I've got some old (originally Fortran 77) subroutines that I've converted into a DLL that I am calling from Visual Basic 2008.NET SP1. I pass it several variables (some integers, floating points and one string) and it passes back an answer in one of the floating points and the string.
When I run the VB.NET application, either in the Visual Studio IDE or as a compiled executable, I sometimes encounter an error of 'ArithmeticException was unhandled' with a detail of 'Overflow or underflow in the arithmetic operation.' This error coincides with the call to the DLL. The odd part is that if I simply hit continue, the DLL returns the correct results.
Although not 100% consistent, it seems to happen mostly when one of the variables happens to be negative.
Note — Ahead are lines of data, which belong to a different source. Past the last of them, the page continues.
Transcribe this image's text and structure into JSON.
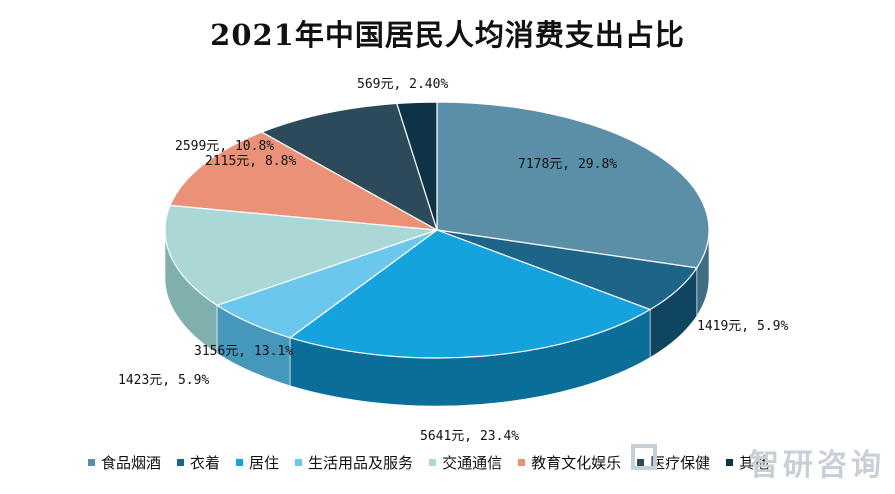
{
  "chart_data": {
    "type": "pie",
    "title": "2021年中国居民人均消费支出占比",
    "unit": "元",
    "slices": [
      {
        "name": "食品烟酒",
        "value": 7178,
        "percent": 29.8,
        "label": "7178元, 29.8%",
        "color": "#5b8fa8",
        "side": "#3f6d84"
      },
      {
        "name": "衣着",
        "value": 1419,
        "percent": 5.9,
        "label": "1419元, 5.9%",
        "color": "#1c6488",
        "side": "#0f4560"
      },
      {
        "name": "居住",
        "value": 5641,
        "percent": 23.4,
        "label": "5641元, 23.4%",
        "color": "#14a3dd",
        "side": "#0b6e99"
      },
      {
        "name": "生活用品及服务",
        "value": 1423,
        "percent": 5.9,
        "label": "1423元, 5.9%",
        "color": "#6cc7ee",
        "side": "#4597bb"
      },
      {
        "name": "交通通信",
        "value": 3156,
        "percent": 13.1,
        "label": "3156元, 13.1%",
        "color": "#a9d8d6",
        "side": "#7fb0ae"
      },
      {
        "name": "教育文化娱乐",
        "value": 2599,
        "percent": 10.8,
        "label": "2599元, 10.8%",
        "color": "#ea9177",
        "side": "#c46b53"
      },
      {
        "name": "医疗保健",
        "value": 2115,
        "percent": 8.8,
        "label": "2115元, 8.8%",
        "color": "#2d4a5a",
        "side": "#1c3140"
      },
      {
        "name": "其他",
        "value": 569,
        "percent": 2.4,
        "label": "569元, 2.40%",
        "color": "#0e3347",
        "side": "#08202e"
      }
    ],
    "legend": {
      "position": "bottom"
    }
  },
  "watermark": "智研咨询"
}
In playing around, if I eliminate the string variable, I can't seem to make it crash. If I add three more dummy string variables, it doesn't crash. I've even tried passing back some arrays to see what was going on inside the DLL... adding three of them also seems to be successful.
Again, the odd part is that when it does error out, it always gives me back the correct answer on a second (re)try. To me, this seems like some sort of memory allocation issue and adding more variables to the call is simply shifting stuff around in memory and masking an underlying problem.
From VB.NET, all the numeric variables are passed ByRef and the string is passed ByVal (arrays were also passed ByVal)... it won't work any other way. I've checked to make certain the variables match in type in both Fortran and VB code... INTEGERs are Integers in VB (and I've tried declaring them as Short too, just to see) and REALs are Single in VB.
Anybody have any ideas as to what may be happening?